Paragraphe I- La mise en oeuvre de l'action des ONG internationales à Goré

L'opérationnalisation de l'action des ONG est un mécanisme suivant plusieurs canevas et nécessitant une certaine exigence allant de l'état des lieux qui est une étude préalable pour

58

s'enquérir de la situation avant tout interventionnisme. Après l'étude des lieux, les acteurs humanitaires, en l'occurrence les ONG internationales comme dans notre cas précis procèdent à un déploiement ou encore une opérationnalisation. Cette phase nécessite la coordination des activités et la mise en place des partenariats avec différents autres acteurs humanitaires (Organes onusiens, le gouvernement ou dans la moindre mesure les ONG nationales) (A). L'étape préénoncée est suivie par l'observation des stratégies spécifiques pour l'effectivité des actions à entreprendre (B).

A- Les partenariats entre les ONG internationales et les organes des Nations Unies Collaboration et mise en oeuvre

La présence de l'ONU au Tchad est structurée autour du Représentant Coordinateur (RC) et Représentant Résident du PNUD, qui assume aussi la fonction de Coordinateur Humanitaire (HC). Présentes au Tchad pour des programmes de développement, les Nations Unies ont vu leur rôle se diversifier avec la crise des réfugiés du Soudan à l'Est et de la RCA au Sud (HCR, PAM) ainsi que celle des déplacés dans l'Est (HCR, PAM, UNFPA, UNICEF, FAO, avec OCHA pour la coordination). La coordination reste assez compliquée en raison d'une multiplication des instances, réunions et mécanismes, ceci notamment suite à la mise en place, dans le cadre de la Réforme Humanitaire des Nations Unies, du système des Clusters. La famille des « ONG internationales » comprend aussi bien des acteurs dotés d'une présence ancienne, liés aux églises ou à des projets de développement, que des nouveaux arrivés, les ONG humanitaires. A l'exception de quelques grosses structures, les équipes des ONG sont souvent relativement jeunes et parfois peu expérimentées pour le niveau de complexité des tâches qui leur sont confiées. Les ONG humanitaires sont souvent très dépendantes des financements des Nations Unies et des grands bailleurs humanitaires classiques (ECHO, OFDA, DFID).
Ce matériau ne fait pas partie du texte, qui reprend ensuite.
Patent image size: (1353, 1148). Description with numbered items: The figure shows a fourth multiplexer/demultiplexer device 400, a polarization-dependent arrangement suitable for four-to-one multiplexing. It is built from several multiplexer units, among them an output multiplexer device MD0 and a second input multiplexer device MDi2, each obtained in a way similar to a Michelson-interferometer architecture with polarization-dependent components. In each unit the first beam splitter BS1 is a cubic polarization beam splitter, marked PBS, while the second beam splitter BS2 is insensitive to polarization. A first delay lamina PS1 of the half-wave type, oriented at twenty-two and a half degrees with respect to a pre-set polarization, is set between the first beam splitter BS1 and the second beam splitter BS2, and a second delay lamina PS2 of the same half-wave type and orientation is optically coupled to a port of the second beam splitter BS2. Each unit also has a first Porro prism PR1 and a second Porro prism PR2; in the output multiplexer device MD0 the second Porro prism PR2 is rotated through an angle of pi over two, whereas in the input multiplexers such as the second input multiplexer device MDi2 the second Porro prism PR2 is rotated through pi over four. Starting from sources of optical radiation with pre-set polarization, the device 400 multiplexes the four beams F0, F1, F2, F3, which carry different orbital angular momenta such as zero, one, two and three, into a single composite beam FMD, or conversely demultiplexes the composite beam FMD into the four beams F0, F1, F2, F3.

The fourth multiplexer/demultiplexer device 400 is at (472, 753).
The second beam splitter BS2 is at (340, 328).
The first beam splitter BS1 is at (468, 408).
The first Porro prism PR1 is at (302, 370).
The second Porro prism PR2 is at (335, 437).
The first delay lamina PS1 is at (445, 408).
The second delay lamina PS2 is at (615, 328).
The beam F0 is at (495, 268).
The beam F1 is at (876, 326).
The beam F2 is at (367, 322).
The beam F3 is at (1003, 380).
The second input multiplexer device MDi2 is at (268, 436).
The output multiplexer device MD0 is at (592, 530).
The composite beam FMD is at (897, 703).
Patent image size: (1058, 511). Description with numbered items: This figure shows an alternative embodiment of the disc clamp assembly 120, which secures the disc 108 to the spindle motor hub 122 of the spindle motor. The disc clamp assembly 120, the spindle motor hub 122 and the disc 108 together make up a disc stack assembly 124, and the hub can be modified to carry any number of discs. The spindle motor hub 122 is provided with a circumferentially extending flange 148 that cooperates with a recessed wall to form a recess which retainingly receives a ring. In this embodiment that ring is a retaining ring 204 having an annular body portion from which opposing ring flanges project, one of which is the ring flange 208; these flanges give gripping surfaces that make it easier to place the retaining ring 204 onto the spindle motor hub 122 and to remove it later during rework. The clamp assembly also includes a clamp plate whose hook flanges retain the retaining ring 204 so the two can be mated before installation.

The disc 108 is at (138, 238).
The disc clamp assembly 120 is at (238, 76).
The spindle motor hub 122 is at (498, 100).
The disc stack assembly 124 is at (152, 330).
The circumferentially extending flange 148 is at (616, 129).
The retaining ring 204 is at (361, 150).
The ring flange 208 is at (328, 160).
Face aux défis des dernières années, la majeure partie des ONG humanitaires au Tchad se sont regroupées au sein d'une instance de coordination, le Comité de Coordination des ONG (CCO), afin de pouvoir mieux définir des positions communes face aux autorités tchadiennes, aux Nations Unies. Les choses se sont modifiées quand les ONG ont commencé à se déployer dans la zone d'intervention.
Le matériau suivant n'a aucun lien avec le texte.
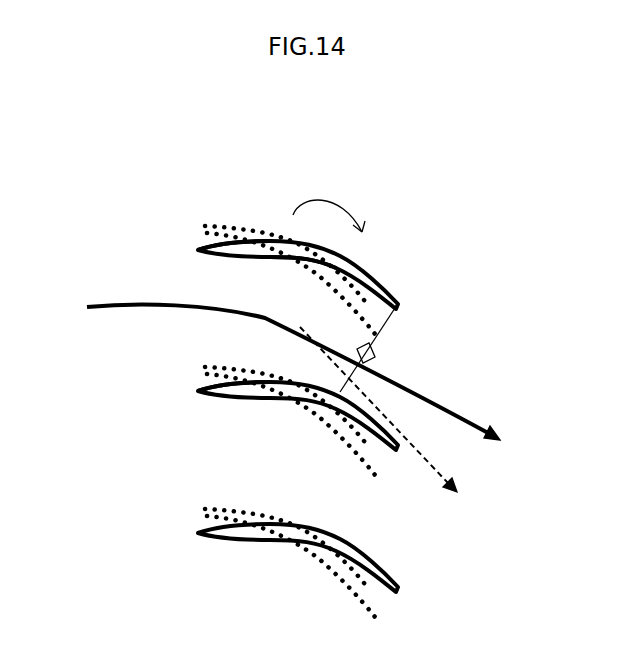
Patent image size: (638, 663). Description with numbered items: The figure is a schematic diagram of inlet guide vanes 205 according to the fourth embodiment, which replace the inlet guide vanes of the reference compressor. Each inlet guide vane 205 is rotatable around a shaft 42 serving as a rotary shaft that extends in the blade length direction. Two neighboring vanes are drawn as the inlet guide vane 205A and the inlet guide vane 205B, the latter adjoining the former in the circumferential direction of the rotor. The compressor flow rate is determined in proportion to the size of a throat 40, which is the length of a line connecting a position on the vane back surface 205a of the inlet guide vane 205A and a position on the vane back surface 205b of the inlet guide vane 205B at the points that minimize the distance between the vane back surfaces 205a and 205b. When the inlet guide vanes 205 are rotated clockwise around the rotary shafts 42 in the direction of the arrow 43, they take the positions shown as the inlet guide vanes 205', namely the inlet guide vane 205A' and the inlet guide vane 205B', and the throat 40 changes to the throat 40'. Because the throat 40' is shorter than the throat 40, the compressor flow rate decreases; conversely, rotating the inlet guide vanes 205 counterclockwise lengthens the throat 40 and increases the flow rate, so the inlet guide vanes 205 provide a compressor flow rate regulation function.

The inlet guide vanes 205 is at (298, 558).
The inlet guide vane 205A is at (225, 433).
The inlet guide vane 205B is at (372, 253).
The inlet guide vanes 205' is at (290, 563).
The inlet guide vane 205A' is at (357, 460).
The inlet guide vane 205B' is at (282, 221).
The vane back surface 205a is at (215, 388).
The vane back surface 205b is at (257, 250).
The throat 40 is at (295, 359).
The throat 40' is at (393, 409).
The shaft 42 is at (293, 262).
The arrow 43 is at (342, 214).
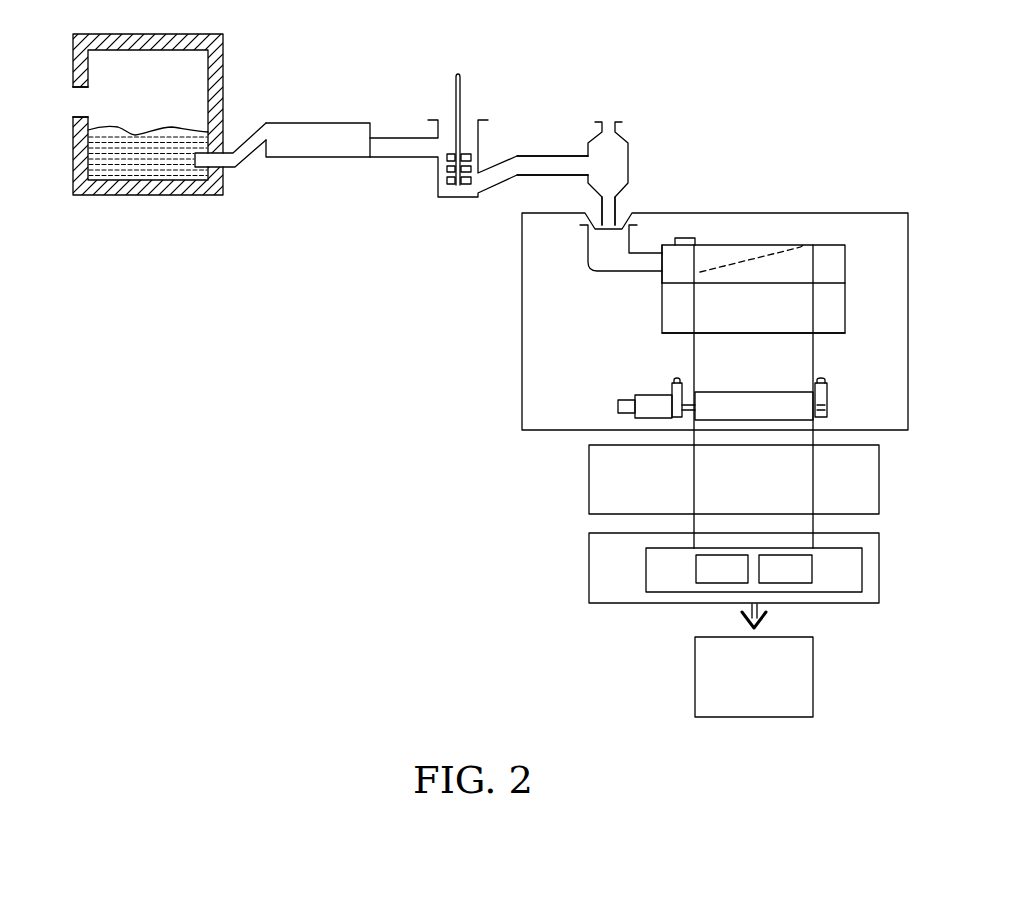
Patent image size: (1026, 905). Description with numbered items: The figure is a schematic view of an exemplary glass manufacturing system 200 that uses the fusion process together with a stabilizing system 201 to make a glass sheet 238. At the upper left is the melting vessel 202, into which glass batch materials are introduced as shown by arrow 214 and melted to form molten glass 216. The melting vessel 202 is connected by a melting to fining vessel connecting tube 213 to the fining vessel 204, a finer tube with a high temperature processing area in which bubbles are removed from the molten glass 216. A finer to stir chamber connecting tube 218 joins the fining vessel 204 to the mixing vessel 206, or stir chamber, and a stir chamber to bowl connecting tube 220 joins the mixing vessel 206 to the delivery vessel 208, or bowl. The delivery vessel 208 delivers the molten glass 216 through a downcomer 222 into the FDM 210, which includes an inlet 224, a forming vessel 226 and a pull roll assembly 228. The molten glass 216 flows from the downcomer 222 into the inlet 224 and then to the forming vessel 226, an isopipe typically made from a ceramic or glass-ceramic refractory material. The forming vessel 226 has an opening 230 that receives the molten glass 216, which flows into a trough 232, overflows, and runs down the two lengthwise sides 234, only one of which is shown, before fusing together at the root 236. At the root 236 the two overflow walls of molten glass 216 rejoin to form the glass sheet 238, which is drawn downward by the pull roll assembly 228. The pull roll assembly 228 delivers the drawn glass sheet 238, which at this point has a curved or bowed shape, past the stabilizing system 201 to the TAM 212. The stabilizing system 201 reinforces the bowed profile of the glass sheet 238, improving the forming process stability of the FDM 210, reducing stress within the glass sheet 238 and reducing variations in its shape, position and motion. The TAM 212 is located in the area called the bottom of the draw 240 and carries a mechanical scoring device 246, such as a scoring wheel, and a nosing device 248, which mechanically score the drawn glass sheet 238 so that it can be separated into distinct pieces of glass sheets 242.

The glass manufacturing system 200 is at (729, 55).
The stabilizing system 201 is at (589, 481).
The melting vessel 202 is at (145, 33).
The fining vessel 204 is at (301, 122).
The mixing vessel 206 is at (482, 140).
The delivery vessel 208 is at (629, 150).
The FDM 210 is at (522, 328).
The TAM 212 is at (646, 571).
The melting to fining vessel connecting tube 213 is at (243, 143).
The arrow 214 is at (86, 103).
The molten glass 216 is at (172, 127).
The finer to stir chamber connecting tube 218 is at (417, 158).
The stir chamber to bowl connecting tube 220 is at (559, 175).
The downcomer 222 is at (616, 201).
The inlet 224 is at (590, 268).
The forming vessel 226 is at (847, 263).
The pull roll assembly 228 is at (828, 403).
The opening 230 is at (661, 277).
The trough 232 is at (728, 257).
The lengthwise sides 234 is at (713, 317).
The root 236 is at (777, 333).
The glass sheet 238 is at (694, 363).
The bottom of the draw 240 is at (589, 569).
The glass sheets 242 is at (695, 668).
The mechanical scoring device 246 is at (722, 570).
The nosing device 248 is at (785, 570).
La portée et les objectifs de la collaboration entre les ONG internationales et les organes des Nations Unies sont décrits dans la lettre d'entente de janvier 2011 ;

59

Au Tchad, la collaboration opérationnelle entre ces acteurs est basée sur des mécanismes de coordination au niveau central et des sous-délégations/bureaux. Des partenariats de mise en oeuvre et opérationnels existent avec les organisations humanitaires internationales, nationales et gouvernementales qui sont présentes dans les camps et qui interviennent dans les différents domaines (santé, nutrition, eau, assainissement et hygiène, protection, services communautaires, etc.) Par ailleurs, il existe peu de contacts avec les acteurs du développement (comme le FAO, le PNUD ou le secteur privé par exemple), qui sont souvent absents des zones où les réfugiés se trouvent, et où les structures étatiques d'aide au développement n'ont elles-mêmes que très peu de moyens.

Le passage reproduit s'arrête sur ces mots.